Вместо ответа Бладштайнер плавно перетекла по кровати, усаживаясь на колени. Тяжёлые полушария груди мерно колыхнулись, подхваченные и сжатые ладонями вампирши. Девушка намеренно дразнила китаянку, провоцировала… И это совершенно не укладывалось в её прежний образ.
– Что с тобой? Перестань, Алекса! Давай поговорим!
Вампирша тряхнула причёской, разметав жемчужные пряди в разные стороны. И ещё раз. И ещё. И ещё. Каждый раз пластично присаживаясь и привставая на колени, будто двигаясь в неком ритме. Завораживающе. Эротично. Она танцевала.
Сердце Мэйли тревожно откликнулось. В горле пересохло, глаза вспыхнули тем же алым огнём, что багрово пылал в зрачках Алексы.
– Я пойду на что угодно, лишь бы разделить с вами свою судьбу…

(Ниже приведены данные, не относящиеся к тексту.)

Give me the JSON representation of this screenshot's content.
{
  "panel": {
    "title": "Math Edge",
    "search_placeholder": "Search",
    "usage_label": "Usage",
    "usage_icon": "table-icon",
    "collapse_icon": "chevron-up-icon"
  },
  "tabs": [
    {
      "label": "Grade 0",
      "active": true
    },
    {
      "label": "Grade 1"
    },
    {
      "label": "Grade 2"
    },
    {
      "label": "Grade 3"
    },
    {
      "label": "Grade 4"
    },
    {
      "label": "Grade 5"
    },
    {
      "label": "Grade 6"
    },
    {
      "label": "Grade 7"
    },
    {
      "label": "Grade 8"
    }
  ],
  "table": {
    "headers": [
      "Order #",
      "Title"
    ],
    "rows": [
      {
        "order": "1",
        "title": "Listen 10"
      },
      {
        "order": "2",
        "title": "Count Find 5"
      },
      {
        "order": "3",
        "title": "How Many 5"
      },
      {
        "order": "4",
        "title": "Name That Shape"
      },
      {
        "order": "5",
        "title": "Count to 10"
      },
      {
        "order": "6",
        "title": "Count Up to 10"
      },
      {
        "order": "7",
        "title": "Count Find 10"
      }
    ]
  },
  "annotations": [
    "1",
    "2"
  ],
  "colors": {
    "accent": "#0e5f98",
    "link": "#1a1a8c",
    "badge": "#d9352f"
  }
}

– Уверена, что хочешь стать одной из нас? – удивительно низким голосом произнесла вампирша, прерывая свой танец, и за долю секунды оказавшись вплотную к девушке, навалилась на китаянку сверху. – Ради мужчины?
– Ради семьи, – прошептала Мэйли, зачарованно всматриваясь в лицо любовницы, – и возможности быть с вами рядом. Всегда. С вами. С моей семьёй…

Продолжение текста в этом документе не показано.